В мае 1962 года после внезапной смерти l-го секретаря горкома КПСС на его место избрали меня. Это было полной неожиданностью, как для меня, так и для руководства Управления КГБ по Кемеровской области. Дело здесь в том, что в семидесятые годы в органы госбезопасности на руководящую работу направляли обычно крупных партийных работников (1-х и 2-х секретарей горкомов, райкомов и т. д.). Мое же избрание было одним из исключений из этого правила.
В должности l-го секретаря горкома я проработал до декабря 1964 года и по решению бюро обкома КПСС был вновь направлен на работу в Управление КГБ по Кемеровской области на должность начальника ведущего отдела, где и проработал до выхода на пенсию в ноябре 1985 года.
За достижение конкретных положительных результатов в оперативной работе
мне присвоено звание почетного сотрудника органов госбезопасности, а также я награжден медалью «За боевые заслуги».

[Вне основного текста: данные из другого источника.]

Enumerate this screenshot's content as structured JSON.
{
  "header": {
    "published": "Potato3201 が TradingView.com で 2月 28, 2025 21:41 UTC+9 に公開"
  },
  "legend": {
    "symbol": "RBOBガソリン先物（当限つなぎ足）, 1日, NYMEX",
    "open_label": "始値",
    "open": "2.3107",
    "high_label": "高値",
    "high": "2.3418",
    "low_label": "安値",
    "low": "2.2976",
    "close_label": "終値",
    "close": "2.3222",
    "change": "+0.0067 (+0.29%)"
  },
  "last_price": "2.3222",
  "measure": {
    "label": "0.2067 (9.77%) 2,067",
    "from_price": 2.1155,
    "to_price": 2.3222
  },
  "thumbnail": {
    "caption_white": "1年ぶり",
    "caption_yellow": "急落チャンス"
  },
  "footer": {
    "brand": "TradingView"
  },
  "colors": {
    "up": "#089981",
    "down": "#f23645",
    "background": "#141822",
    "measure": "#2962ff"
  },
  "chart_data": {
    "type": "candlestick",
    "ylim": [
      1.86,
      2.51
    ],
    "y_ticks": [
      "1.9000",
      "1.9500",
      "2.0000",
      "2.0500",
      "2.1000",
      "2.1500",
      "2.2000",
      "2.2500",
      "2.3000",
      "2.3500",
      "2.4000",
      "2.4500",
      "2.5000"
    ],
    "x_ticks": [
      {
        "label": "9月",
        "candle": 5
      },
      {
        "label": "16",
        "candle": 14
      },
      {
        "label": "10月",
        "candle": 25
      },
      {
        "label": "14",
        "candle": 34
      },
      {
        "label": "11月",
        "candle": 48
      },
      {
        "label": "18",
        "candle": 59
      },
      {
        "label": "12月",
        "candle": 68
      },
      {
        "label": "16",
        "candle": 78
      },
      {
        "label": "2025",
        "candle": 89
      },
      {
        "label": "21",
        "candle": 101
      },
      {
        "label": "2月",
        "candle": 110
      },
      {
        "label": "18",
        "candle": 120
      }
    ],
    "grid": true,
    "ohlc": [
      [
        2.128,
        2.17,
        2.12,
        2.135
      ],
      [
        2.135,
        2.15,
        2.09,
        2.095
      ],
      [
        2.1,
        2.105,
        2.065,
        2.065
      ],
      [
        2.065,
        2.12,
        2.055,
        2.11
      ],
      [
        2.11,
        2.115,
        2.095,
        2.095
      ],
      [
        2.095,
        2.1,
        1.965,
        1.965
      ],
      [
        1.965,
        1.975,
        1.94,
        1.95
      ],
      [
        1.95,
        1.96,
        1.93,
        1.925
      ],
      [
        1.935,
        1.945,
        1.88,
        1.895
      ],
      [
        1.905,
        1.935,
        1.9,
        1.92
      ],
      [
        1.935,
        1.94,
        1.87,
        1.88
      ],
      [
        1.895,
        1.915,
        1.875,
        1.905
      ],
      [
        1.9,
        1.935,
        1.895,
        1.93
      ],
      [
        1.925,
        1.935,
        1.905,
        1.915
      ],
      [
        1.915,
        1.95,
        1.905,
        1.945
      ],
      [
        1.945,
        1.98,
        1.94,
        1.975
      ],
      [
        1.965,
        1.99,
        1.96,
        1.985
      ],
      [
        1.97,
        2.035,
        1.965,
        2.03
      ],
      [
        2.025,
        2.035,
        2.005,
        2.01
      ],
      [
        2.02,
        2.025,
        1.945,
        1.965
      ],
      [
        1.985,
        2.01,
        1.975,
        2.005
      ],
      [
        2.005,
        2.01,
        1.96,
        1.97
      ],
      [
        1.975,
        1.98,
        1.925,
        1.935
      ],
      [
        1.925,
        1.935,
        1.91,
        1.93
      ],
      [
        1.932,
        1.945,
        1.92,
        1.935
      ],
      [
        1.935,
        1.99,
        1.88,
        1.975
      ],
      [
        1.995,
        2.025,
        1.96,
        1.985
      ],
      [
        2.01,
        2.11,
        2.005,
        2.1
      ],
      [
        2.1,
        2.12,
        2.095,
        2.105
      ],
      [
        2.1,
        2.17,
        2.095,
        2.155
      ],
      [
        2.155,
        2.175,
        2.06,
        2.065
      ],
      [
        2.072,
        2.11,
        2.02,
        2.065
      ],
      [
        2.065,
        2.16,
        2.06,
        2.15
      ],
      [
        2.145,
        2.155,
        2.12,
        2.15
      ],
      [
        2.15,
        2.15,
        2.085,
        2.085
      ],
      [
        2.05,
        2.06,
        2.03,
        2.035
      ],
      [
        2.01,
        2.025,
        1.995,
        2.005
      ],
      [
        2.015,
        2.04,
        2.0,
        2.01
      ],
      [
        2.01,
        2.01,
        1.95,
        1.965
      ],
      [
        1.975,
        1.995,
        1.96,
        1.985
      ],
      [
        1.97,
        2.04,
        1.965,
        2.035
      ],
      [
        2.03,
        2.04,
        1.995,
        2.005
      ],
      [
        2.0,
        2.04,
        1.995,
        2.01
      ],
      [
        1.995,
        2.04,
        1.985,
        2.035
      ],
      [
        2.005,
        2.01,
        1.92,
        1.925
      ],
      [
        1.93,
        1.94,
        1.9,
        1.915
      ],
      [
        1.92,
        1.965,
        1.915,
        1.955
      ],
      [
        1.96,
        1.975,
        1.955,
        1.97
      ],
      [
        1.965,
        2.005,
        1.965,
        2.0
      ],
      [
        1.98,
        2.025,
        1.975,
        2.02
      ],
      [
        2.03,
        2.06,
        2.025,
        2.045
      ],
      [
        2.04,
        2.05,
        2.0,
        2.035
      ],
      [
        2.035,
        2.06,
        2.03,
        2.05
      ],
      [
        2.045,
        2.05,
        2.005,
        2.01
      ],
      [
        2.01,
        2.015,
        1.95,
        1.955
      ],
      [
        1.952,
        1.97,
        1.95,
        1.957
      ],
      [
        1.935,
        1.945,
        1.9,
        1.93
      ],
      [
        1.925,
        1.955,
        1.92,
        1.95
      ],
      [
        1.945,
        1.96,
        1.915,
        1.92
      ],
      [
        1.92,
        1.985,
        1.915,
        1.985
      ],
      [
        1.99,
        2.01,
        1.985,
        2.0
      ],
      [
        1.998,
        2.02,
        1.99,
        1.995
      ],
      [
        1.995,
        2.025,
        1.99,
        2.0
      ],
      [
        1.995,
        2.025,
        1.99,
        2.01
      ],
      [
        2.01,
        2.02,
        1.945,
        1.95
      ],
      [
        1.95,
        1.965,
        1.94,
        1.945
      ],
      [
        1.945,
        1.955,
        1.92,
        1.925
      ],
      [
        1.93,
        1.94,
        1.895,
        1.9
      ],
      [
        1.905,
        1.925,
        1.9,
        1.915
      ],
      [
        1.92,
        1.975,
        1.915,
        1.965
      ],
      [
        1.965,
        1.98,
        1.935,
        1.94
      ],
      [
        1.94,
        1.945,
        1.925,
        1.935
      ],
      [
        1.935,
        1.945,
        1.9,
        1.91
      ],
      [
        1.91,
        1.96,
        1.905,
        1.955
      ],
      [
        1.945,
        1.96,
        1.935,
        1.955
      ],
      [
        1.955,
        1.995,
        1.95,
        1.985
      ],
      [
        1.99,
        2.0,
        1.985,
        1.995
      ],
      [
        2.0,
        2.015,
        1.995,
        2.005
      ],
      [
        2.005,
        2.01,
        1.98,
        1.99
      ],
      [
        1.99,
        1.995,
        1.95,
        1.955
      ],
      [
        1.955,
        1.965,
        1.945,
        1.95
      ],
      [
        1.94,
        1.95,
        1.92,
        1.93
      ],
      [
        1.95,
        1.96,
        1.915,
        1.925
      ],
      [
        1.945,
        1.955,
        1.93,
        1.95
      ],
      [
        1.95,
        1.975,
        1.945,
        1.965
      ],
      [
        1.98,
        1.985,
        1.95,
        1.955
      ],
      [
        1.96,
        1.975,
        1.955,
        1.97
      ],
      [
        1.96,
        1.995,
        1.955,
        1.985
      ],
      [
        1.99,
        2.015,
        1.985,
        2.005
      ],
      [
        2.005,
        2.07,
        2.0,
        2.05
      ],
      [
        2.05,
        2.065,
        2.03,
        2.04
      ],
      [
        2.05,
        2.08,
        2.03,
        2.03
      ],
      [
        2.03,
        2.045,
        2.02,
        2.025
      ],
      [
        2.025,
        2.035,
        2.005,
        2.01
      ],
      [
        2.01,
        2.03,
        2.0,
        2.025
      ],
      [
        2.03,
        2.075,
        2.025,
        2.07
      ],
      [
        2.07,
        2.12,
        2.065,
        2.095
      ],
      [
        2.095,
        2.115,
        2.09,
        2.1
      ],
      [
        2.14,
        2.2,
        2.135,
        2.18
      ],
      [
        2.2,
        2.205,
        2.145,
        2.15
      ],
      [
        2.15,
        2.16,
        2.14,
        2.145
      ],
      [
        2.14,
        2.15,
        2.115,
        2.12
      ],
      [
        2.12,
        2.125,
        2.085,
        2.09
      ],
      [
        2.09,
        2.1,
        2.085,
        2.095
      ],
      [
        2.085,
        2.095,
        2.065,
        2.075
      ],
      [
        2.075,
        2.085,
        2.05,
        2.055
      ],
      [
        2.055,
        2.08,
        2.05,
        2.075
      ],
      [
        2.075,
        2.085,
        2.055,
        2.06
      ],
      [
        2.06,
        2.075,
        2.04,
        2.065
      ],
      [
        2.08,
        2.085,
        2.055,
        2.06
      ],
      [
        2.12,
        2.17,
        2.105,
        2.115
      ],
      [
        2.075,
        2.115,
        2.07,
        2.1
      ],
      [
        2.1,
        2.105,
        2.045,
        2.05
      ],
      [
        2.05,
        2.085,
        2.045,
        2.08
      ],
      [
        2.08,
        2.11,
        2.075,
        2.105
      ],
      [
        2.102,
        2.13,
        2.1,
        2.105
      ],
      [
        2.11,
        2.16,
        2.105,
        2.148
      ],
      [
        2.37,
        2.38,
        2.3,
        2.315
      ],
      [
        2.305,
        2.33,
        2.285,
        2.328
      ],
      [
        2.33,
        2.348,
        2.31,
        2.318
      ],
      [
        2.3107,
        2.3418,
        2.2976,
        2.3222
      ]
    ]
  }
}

Семь лет я был председателем Совета ветеранов УКГБ по Кемеровской области. С момента учреждения работаю в Кемеровском региональном общественном движении «Ветераны комсомола». Постоянно выступаю перед студентами и школьниками с беседами о патриотическом воспитании молодежи, об опыте Комсомола и Пионерии, призываю их беречь и развивать славные традиции фронтовиков, любить нашу Родину — Россию. Совет Движения «Ветераны комсомола» присвоил мне звание «Почетный участник» Кемеровского регионального общественного движения «Ветераны комсомола».
Я награжден четырьмя медалями губернатором Кемеровской области.
Особенно приятно было получить медаль «За особый вклад в развитие Кузбасса» и в связи с 90-летием орден «Доблесть Кузбасса».
Мне очень хотелось быть инженером путей сообщения и работать по приобретенной специальности, но жизнь внесла свои коррективы. Однако считаю, что внес определенную лепту в дело защиты родины от врагов, обеспечения ее безопасности и процветания. Чем и горжусь!